On our route, we traversed along an isolated section of Chandler Street, where trees towered over the road, held back by a grey stone retaining wall. I ignored the insult and continued to make my way along the worn dirt path. The blow came fast and hard to the back of my head. He shouted more abuse as I escaped to the other side of the street and down the wooded lane to my house.
“He does it because he likes you,” the adults said, but I knew they were wrong.
I gained some agency over my anxiety-ridden life as I drove off the cliff of puberty. My hair became an outward sign of how messed up I was, not that anyone paid attention. Anxiety manifests itself in many ways. Two of the symptoms of Trichotillomania are hair-pulling and nail biting. I gnawed my fingernails throughout elementary school and advanced to the next level in junior high. Although I never received an official diagnosis, in retrospect, I believe that I suffered from a mild case of the disease.
Mr. Rawson wrote a list of French verbs on the board with a piece of chalk. I nibbled on a fingernail as I stared at the words while trying to comprehend their conjugations. My focus shifted back to the assigned textbook exercises and I picked up my pencil. While I leaned my elbow on the desk and propped my head against my left hand, I wiggled my fingers through strands of hair, stopped at the crown, and plucked out a single strand. The bulbous root squished a little as I tapped it with my fingertip. The bell rang, rousing the class from its stupor. We rose to pack our bags and then moved onto the next period. I dropped the strand on the floor as I left.
I created a quarter-sized bald patch before I quelled my compulsion. Anxiety forced me to stop. Creative hair-styling disguised the area during the months it took my hair to grow back. In the beginning, grass-like tufts sprouted on my crown, sticking up like Alfalfa’s cowlick in The Little Rascals, but over time, the strands lengthened and disappeared into the rest of my tresses.
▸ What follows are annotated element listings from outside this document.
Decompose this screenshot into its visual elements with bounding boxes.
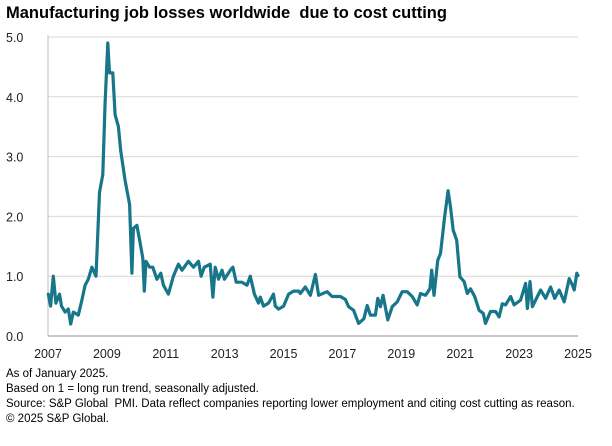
x-tick-label: 2025 <box>564 347 592 361</box>
footnote-source: Source: S&P Global PMI. Data reflect com… <box>6 398 575 410</box>
x-tick-label: 2017 <box>329 347 357 361</box>
y-tick-label: 1.0 <box>6 270 23 284</box>
x-tick-label: 2007 <box>34 347 62 361</box>
footnote-basis: Based on 1 = long run trend, seasonally … <box>6 383 259 395</box>
y-tick-label: 5.0 <box>6 31 23 45</box>
x-tick-label: 2021 <box>446 347 474 361</box>
y-tick-label: 2.0 <box>6 210 23 224</box>
footnotes: As of January 2025. Based on 1 = long ru… <box>6 367 575 427</box>
chart-title: Manufacturing job losses worldwide due t… <box>6 4 447 22</box>
series-line <box>46 41 580 326</box>
footnote-copyright: © 2025 S&P Global. <box>6 413 109 425</box>
footnote-date: As of January 2025. <box>6 368 109 380</box>
x-tick-label: 2009 <box>93 347 121 361</box>
x-tick-label: 2011 <box>152 347 179 361</box>
y-tick-label: 3.0 <box>6 151 23 165</box>
y-tick-label: 4.0 <box>6 91 23 105</box>
x-tick-label: 2023 <box>505 347 533 361</box>
x-tick-label: 2019 <box>387 347 415 361</box>
x-tick-label: 2015 <box>270 347 298 361</box>
y-tick-label: 0.0 <box>6 330 23 344</box>
x-tick-label: 2013 <box>211 347 239 361</box>
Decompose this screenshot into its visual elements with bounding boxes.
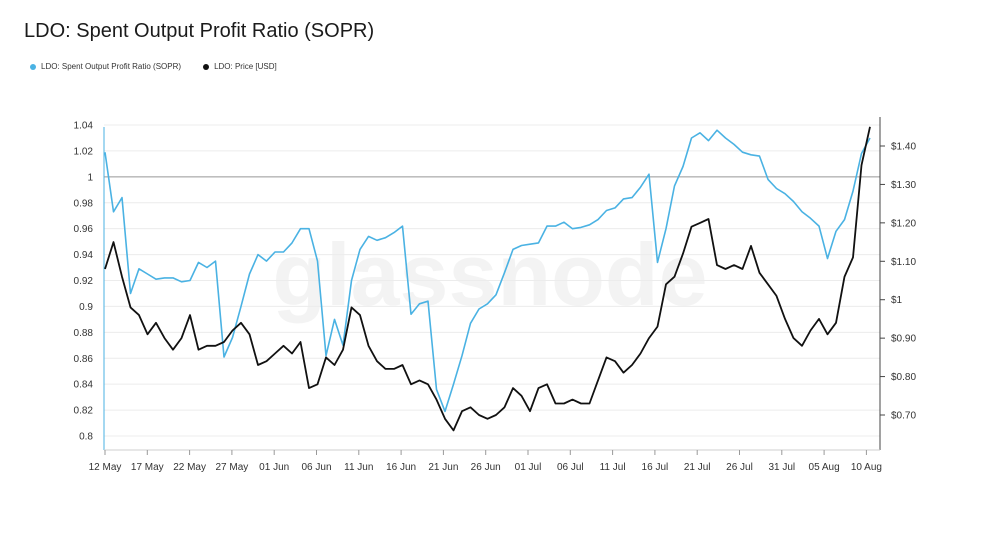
legend-item-price[interactable]: LDO: Price [USD] [203, 62, 277, 71]
x-tick-label: 10 Aug [851, 462, 882, 473]
y-left-tick-label: 0.96 [74, 224, 94, 235]
y-left-tick-label: 0.9 [79, 302, 93, 313]
legend-item-sopr[interactable]: LDO: Spent Output Profit Ratio (SOPR) [30, 62, 181, 71]
x-tick-label: 17 May [131, 462, 164, 473]
legend: LDO: Spent Output Profit Ratio (SOPR) LD… [30, 62, 277, 71]
y-left-tick-label: 0.94 [74, 250, 94, 261]
y-right-tick-label: $1.10 [891, 257, 916, 268]
x-tick-label: 11 Jul [600, 462, 626, 473]
y-right-tick-label: $1.20 [891, 218, 916, 229]
x-tick-label: 12 May [89, 462, 122, 473]
x-tick-label: 26 Jun [471, 462, 501, 473]
x-tick-label: 21 Jul [684, 462, 711, 473]
y-right-tick-label: $1.30 [891, 180, 916, 191]
y-left-tick-label: 0.92 [74, 276, 94, 287]
legend-label-sopr: LDO: Spent Output Profit Ratio (SOPR) [41, 62, 182, 71]
x-tick-label: 16 Jul [642, 462, 669, 473]
watermark: glassnode [272, 225, 707, 324]
y-left-tick-label: 0.8 [79, 432, 93, 443]
x-tick-label: 06 Jun [301, 462, 331, 473]
y-left-tick-label: 0.98 [74, 198, 94, 209]
legend-swatch-sopr [30, 63, 36, 70]
x-tick-label: 11 Jun [344, 462, 373, 473]
y-left-tick-label: 0.82 [74, 406, 94, 417]
y-left-tick-label: 1.02 [74, 146, 94, 157]
y-left-tick-label: 0.88 [74, 328, 94, 339]
x-tick-label: 21 Jun [428, 462, 458, 473]
y-left-tick-label: 0.86 [74, 354, 94, 365]
x-tick-label: 22 May [173, 462, 206, 473]
y-right-tick-label: $1.40 [891, 142, 916, 153]
y-left-tick-label: 1 [87, 172, 93, 183]
x-tick-label: 01 Jun [259, 462, 289, 473]
x-tick-label: 01 Jul [515, 462, 542, 473]
x-tick-label: 16 Jun [386, 462, 416, 473]
y-right-tick-label: $0.90 [891, 334, 916, 345]
y-left-tick-label: 1.04 [74, 121, 94, 132]
x-tick-label: 06 Jul [557, 462, 584, 473]
chart-title: LDO: Spent Output Profit Ratio (SOPR) [24, 20, 375, 42]
y-right-tick-label: $1 [891, 295, 903, 306]
x-tick-label: 31 Jul [768, 462, 795, 473]
y-right-tick-label: $0.70 [891, 411, 916, 422]
x-tick-label: 05 Aug [809, 462, 840, 473]
series-line-price [104, 126, 871, 432]
legend-swatch-price [203, 63, 210, 70]
x-tick-label: 26 Jul [726, 462, 753, 473]
x-tick-label: 27 May [216, 462, 249, 473]
y-right-tick-label: $0.80 [891, 372, 916, 383]
legend-label-price: LDO: Price [USD] [214, 62, 277, 71]
y-left-tick-label: 0.84 [74, 380, 94, 391]
series-line-sopr [104, 129, 871, 413]
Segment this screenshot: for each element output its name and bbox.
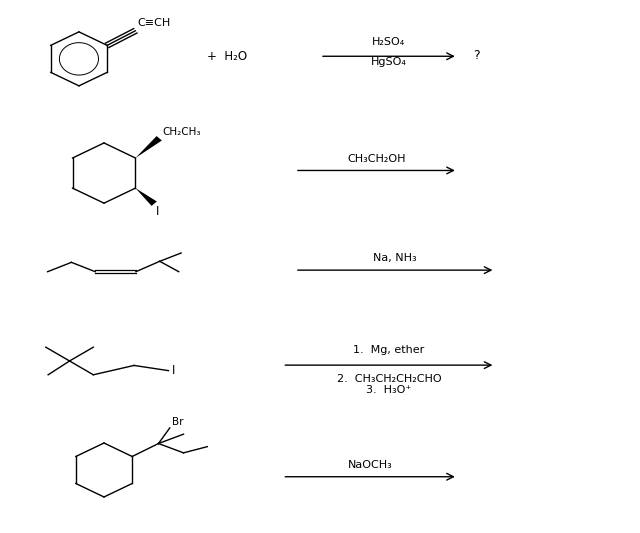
Text: H₂SO₄: H₂SO₄: [372, 37, 406, 47]
Text: HgSO₄: HgSO₄: [371, 58, 407, 67]
Text: Na, NH₃: Na, NH₃: [373, 253, 417, 263]
Text: 3.  H₃O⁺: 3. H₃O⁺: [366, 385, 412, 395]
Polygon shape: [136, 188, 157, 206]
Text: Br: Br: [172, 417, 183, 427]
Text: I: I: [156, 205, 159, 218]
Text: 2.  CH₃CH₂CH₂CHO: 2. CH₃CH₂CH₂CHO: [337, 375, 441, 384]
Text: ?: ?: [474, 49, 480, 62]
Text: C≡CH: C≡CH: [138, 18, 171, 28]
Text: +  H₂O: + H₂O: [207, 50, 248, 63]
Text: CH₂CH₃: CH₂CH₃: [163, 127, 201, 137]
Text: I: I: [172, 364, 175, 377]
Text: CH₃CH₂OH: CH₃CH₂OH: [347, 154, 406, 164]
Polygon shape: [136, 136, 162, 158]
Text: NaOCH₃: NaOCH₃: [348, 460, 392, 470]
Text: 1.  Mg, ether: 1. Mg, ether: [353, 345, 424, 355]
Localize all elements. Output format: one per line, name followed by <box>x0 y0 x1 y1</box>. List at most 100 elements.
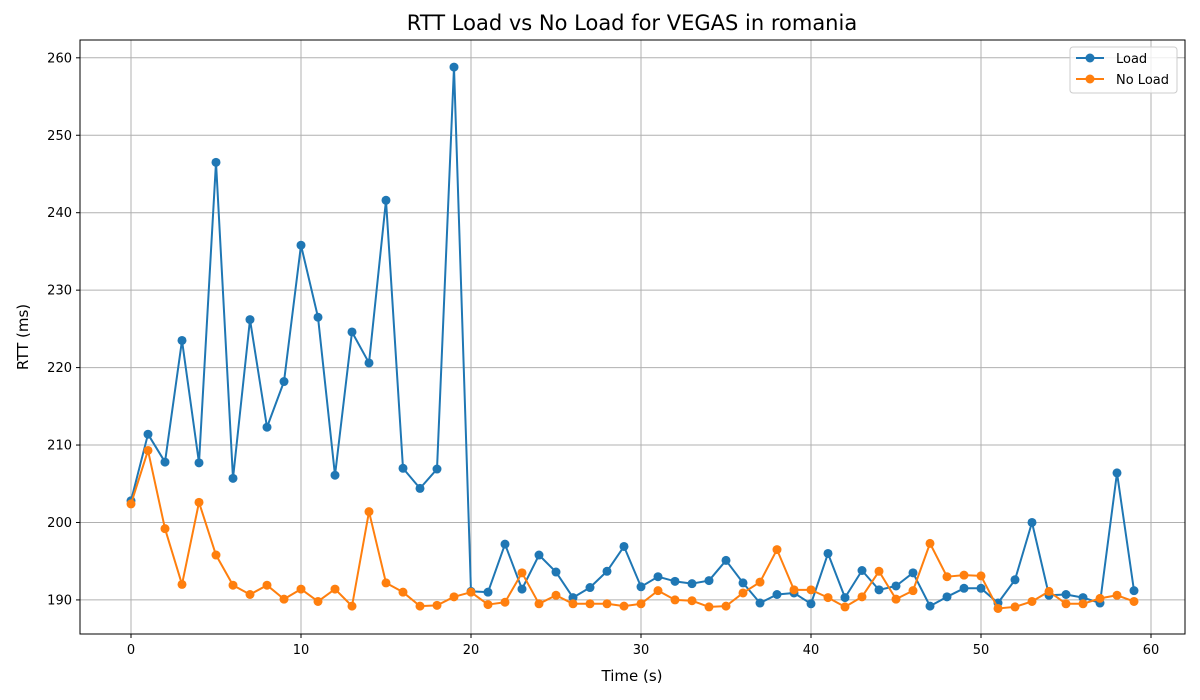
chart-title: RTT Load vs No Load for VEGAS in romania <box>407 11 857 35</box>
data-point-load <box>500 539 510 549</box>
data-point-no-load <box>1010 602 1020 612</box>
data-point-load <box>687 579 697 589</box>
data-point-no-load <box>891 594 901 604</box>
data-point-no-load <box>619 601 629 611</box>
data-point-load <box>534 550 544 560</box>
data-point-no-load <box>500 597 510 607</box>
data-point-no-load <box>245 590 255 600</box>
data-point-load <box>483 587 493 597</box>
data-point-load <box>330 470 340 480</box>
data-point-load <box>1010 575 1020 585</box>
data-point-load <box>381 195 391 205</box>
data-point-no-load <box>1044 586 1054 596</box>
x-tick-label: 30 <box>633 643 650 658</box>
data-point-no-load <box>670 595 680 605</box>
data-point-no-load <box>1095 593 1105 603</box>
legend-label-no-load: No Load <box>1116 73 1169 88</box>
data-point-load <box>857 565 867 575</box>
data-point-no-load <box>772 545 782 555</box>
data-point-no-load <box>364 507 374 517</box>
x-axis-label: Time (s) <box>601 667 663 685</box>
data-point-load <box>1112 468 1122 478</box>
x-tick-label: 0 <box>127 643 135 658</box>
data-point-load <box>755 598 765 608</box>
data-point-no-load <box>585 599 595 609</box>
data-point-load <box>840 593 850 603</box>
data-point-load <box>398 463 408 473</box>
data-point-no-load <box>313 596 323 606</box>
series-line-load <box>130 66 1135 608</box>
data-point-load <box>585 583 595 593</box>
data-point-no-load <box>534 599 544 609</box>
y-axis-label: RTT (ms) <box>14 304 32 370</box>
data-point-no-load <box>908 586 918 596</box>
data-point-load <box>874 585 884 595</box>
data-point-no-load <box>347 601 357 611</box>
data-point-no-load <box>602 599 612 609</box>
data-point-load <box>415 483 425 493</box>
y-tick-label: 190 <box>47 593 72 608</box>
data-point-load <box>602 566 612 576</box>
data-point-load <box>704 576 714 586</box>
data-point-load <box>1129 586 1139 596</box>
series-layer <box>126 62 1139 613</box>
data-point-load <box>1061 590 1071 600</box>
data-point-no-load <box>1112 590 1122 600</box>
data-point-load <box>636 582 646 592</box>
data-point-load <box>772 590 782 600</box>
data-point-load <box>976 583 986 593</box>
series-load <box>126 62 1139 611</box>
data-point-load <box>1078 593 1088 603</box>
data-point-load <box>228 473 238 483</box>
data-point-no-load <box>568 599 578 609</box>
data-point-no-load <box>398 587 408 597</box>
legend: Load No Load <box>1069 46 1178 94</box>
data-point-no-load <box>636 599 646 609</box>
data-point-load <box>942 592 952 602</box>
grid-lines <box>80 40 1185 634</box>
data-point-no-load <box>160 524 170 534</box>
y-tick-label: 240 <box>47 206 72 221</box>
data-point-no-load <box>432 600 442 610</box>
x-tick-label: 10 <box>293 643 310 658</box>
y-tick-label: 230 <box>47 284 72 299</box>
data-point-load <box>959 583 969 593</box>
data-point-no-load <box>993 603 1003 613</box>
data-point-no-load <box>483 600 493 610</box>
data-point-load <box>653 572 663 582</box>
y-axis-ticks: 190 200 210 220 230 240 250 260 <box>47 51 80 608</box>
data-point-no-load <box>806 585 816 595</box>
data-point-no-load <box>177 579 187 589</box>
y-tick-label: 220 <box>47 361 72 376</box>
data-point-no-load <box>704 602 714 612</box>
data-point-no-load <box>823 593 833 603</box>
data-point-no-load <box>279 594 289 604</box>
data-point-load <box>160 457 170 467</box>
data-point-no-load <box>721 601 731 611</box>
data-point-load <box>517 584 527 594</box>
data-point-no-load <box>1078 599 1088 609</box>
data-point-load <box>721 555 731 565</box>
data-point-load <box>211 157 221 167</box>
data-point-load <box>279 377 289 387</box>
data-point-load <box>245 315 255 325</box>
data-point-load <box>619 541 629 551</box>
data-point-load <box>568 593 578 603</box>
series-no-load <box>126 445 1139 613</box>
y-tick-label: 250 <box>47 129 72 144</box>
data-point-no-load <box>738 588 748 598</box>
data-point-load <box>262 422 272 432</box>
data-point-no-load <box>755 577 765 587</box>
legend-label-load: Load <box>1116 52 1147 67</box>
x-tick-label: 40 <box>803 643 820 658</box>
data-point-load <box>347 327 357 337</box>
data-point-no-load <box>126 499 136 509</box>
data-point-load <box>925 601 935 611</box>
data-point-no-load <box>874 566 884 576</box>
plot-frame <box>79 39 1186 635</box>
data-point-load <box>806 599 816 609</box>
data-point-load <box>551 567 561 577</box>
data-point-no-load <box>1129 596 1139 606</box>
x-tick-label: 50 <box>973 643 990 658</box>
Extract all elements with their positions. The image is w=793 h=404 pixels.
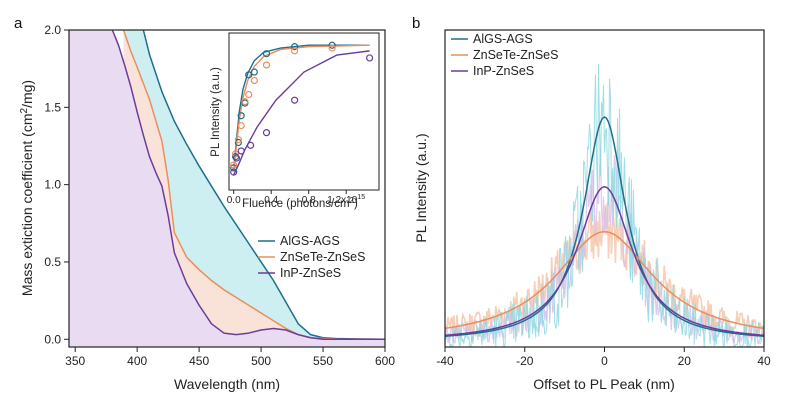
- inset-point-aigs: [262, 50, 271, 58]
- inset-point-znsete: [250, 76, 258, 85]
- inset-x-exponent: 15: [357, 194, 365, 201]
- inset-x-label-end: ): [354, 198, 358, 210]
- panel-a-y-axis-label: Mass extiction coefficient (cm2/mg): [19, 80, 35, 296]
- b-x-tick-label: -20: [516, 354, 534, 368]
- panel-a-label: a: [14, 15, 23, 32]
- znsete-fill-area: [123, 30, 385, 340]
- y-tick-label: 1.0: [44, 178, 61, 192]
- panel-b-x-ticks: -40 -20 0 20 40: [436, 347, 771, 368]
- inset-plot: 0.0 0.4 0.8 1.2x1015 Fluence (photons/cm2) …: [210, 32, 380, 210]
- panel-a-legend: AlGS-AGS ZnSeTe-ZnSeS InP-ZnSeS: [258, 234, 365, 280]
- legend-a-label-inp: InP-ZnSeS: [280, 266, 341, 280]
- panel-a-fill-areas: [69, 30, 385, 347]
- y-tick-label: 0.5: [44, 255, 61, 269]
- legend-a-label-aigs: AlGS-AGS: [280, 234, 340, 248]
- inp-fill-area: [69, 30, 385, 347]
- panel-a-y-ticks: 0.0 0.5 1.0 1.5 2.0: [44, 23, 69, 346]
- b-x-tick-label: -40: [436, 354, 454, 368]
- legend-b-label-inp: InP-ZnSeS: [473, 64, 534, 78]
- inset-y-axis-label: PL Intensity (a.u.): [210, 67, 222, 157]
- panel-a-y-label-main: Mass extiction coefficient (cm: [19, 113, 35, 296]
- inset-point-znsete: [262, 61, 271, 69]
- inset-point-znsete: [291, 47, 299, 55]
- x-tick-label: 400: [127, 354, 147, 368]
- inset-point-inp: [246, 141, 255, 149]
- x-tick-label: 600: [375, 354, 395, 368]
- legend-b-label-aigs: AlGS-AGS: [473, 32, 533, 46]
- inset-x-ticks: 0.0 0.4 0.8 1.2x1015: [227, 190, 365, 206]
- inset-point-znsete: [234, 136, 242, 144]
- x-tick-label: 500: [251, 354, 271, 368]
- y-tick-label: 1.5: [44, 100, 61, 114]
- b-x-tick-label: 40: [757, 354, 771, 368]
- y-tick-label: 0.0: [44, 332, 61, 346]
- panel-b-fit-lines: [445, 116, 764, 337]
- panel-b-label: b: [412, 15, 420, 32]
- panel-b-raw-spectra: [445, 63, 764, 347]
- inset-point-aigs: [237, 112, 245, 120]
- panel-b-y-axis-label: PL Intensity (a.u.): [413, 133, 429, 242]
- inset-point-znsete: [245, 90, 253, 99]
- inset-x-label-sup: 2: [350, 196, 355, 205]
- inset-point-inp: [230, 168, 238, 176]
- y-tick-label: 2.0: [44, 23, 61, 37]
- panel-a-y-label-end: /mg): [19, 80, 35, 108]
- inset-x-tick-label: 0.8: [302, 195, 316, 206]
- inset-point-znsete: [230, 161, 238, 169]
- fit-line-znsete: [445, 231, 764, 330]
- panel-b-x-axis-label: Offset to PL Peak (nm): [533, 376, 675, 392]
- inset-point-aigs: [234, 138, 242, 147]
- legend-b-label-znsete: ZnSeTe-ZnSeS: [473, 48, 558, 62]
- inset-x-tick-label: 1.2x1015: [327, 194, 365, 206]
- inset-x-axis-label: Fluence (photons/cm2): [242, 196, 358, 210]
- inset-x-tick-label: 0.4: [264, 195, 278, 206]
- panel-a-x-ticks: 350 400 450 500 550 600: [65, 347, 395, 368]
- inset-data-points: [230, 41, 374, 176]
- inset-point-aigs: [250, 68, 258, 76]
- inset-x-tick-label: 0.0: [227, 195, 241, 206]
- panel-a-y-label-sup: 2: [19, 107, 30, 113]
- aigs-fill-area: [123, 30, 385, 340]
- legend-a-label-znsete: ZnSeTe-ZnSeS: [280, 250, 365, 264]
- b-x-tick-label: 20: [678, 354, 692, 368]
- panel-b: b -40 -20 0 20 40 Offset to PL Peak (nm) PL …: [412, 15, 771, 392]
- x-tick-label: 350: [65, 354, 85, 368]
- inset-x-label-main: Fluence (photons/cm: [242, 198, 349, 210]
- inset-point-aigs: [230, 164, 238, 172]
- b-x-tick-label: 0: [601, 354, 608, 368]
- inset-point-inp: [232, 154, 241, 162]
- fit-line-aigs: [445, 116, 764, 337]
- inset-point-aigs: [328, 41, 336, 49]
- panel-b-legend: AlGS-AGS ZnSeTe-ZnSeS InP-ZnSeS: [451, 32, 558, 78]
- inset-point-inp: [262, 129, 271, 137]
- inset-fit-inp: [233, 50, 370, 176]
- panel-a: a 350 400 450 500 550 600 0.0 0.5 1.0 1.5 2.0 Wav…: [14, 15, 395, 392]
- series-line-inp: [111, 30, 385, 341]
- inset-point-inp: [237, 147, 245, 155]
- panel-a-axes-frame: [68, 29, 386, 348]
- inset-point-znsete: [241, 98, 249, 106]
- inset-point-aigs: [245, 71, 253, 79]
- inset-point-znsete: [231, 150, 240, 158]
- raw-spectrum-aigs: [445, 63, 764, 347]
- inset-point-inp: [291, 96, 299, 104]
- inset-point-aigs: [291, 43, 299, 51]
- x-tick-label: 550: [313, 354, 333, 368]
- panel-a-lines: [111, 30, 385, 341]
- fit-line-inp: [445, 186, 764, 337]
- inset-point-inp: [366, 54, 374, 62]
- inset-point-znsete: [328, 44, 336, 52]
- inset-point-znsete: [237, 121, 245, 130]
- panel-a-x-axis-label: Wavelength (nm): [174, 376, 280, 392]
- inset-point-aigs: [231, 153, 240, 161]
- x-tick-label: 450: [189, 354, 209, 368]
- inset-axes-frame: [228, 32, 380, 191]
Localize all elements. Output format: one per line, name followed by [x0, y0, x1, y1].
In the fall of 1982, I wanted wispy fringe bangs, the latest fashion style. My hormone-addled, adolescent brain decided that I was competent enough to tackle the job myself. Behind my closed bedroom door, I stood before the dark walnut mirrored dresser that I had inherited from Grandma Sandwen and studied my reflection. I combed out a thin portion of hair along my front hairline, then grasped the scissors and cut an inch wide chunk between my eyes. It looked good, but it wasn’t short enough. The blades crunched as I trimmed the section shorter. Still not satisfied, more hair drifted down onto the dresser’s surface. The pile of clippings increased. I put the scissors down and gaped in horror at the jagged remnants of my widow’s peak in the mirror. There would be no way to cover or disguise this colossal error in judgement. I survived months of embarrassment, and by my ninth grade promotion in June, the coveted bangs were mine at last. Yet, my mistake lives on, immortalized in my junior high yearbook in a pathetic attempt to camouflage the shorter stumps with a longer lock.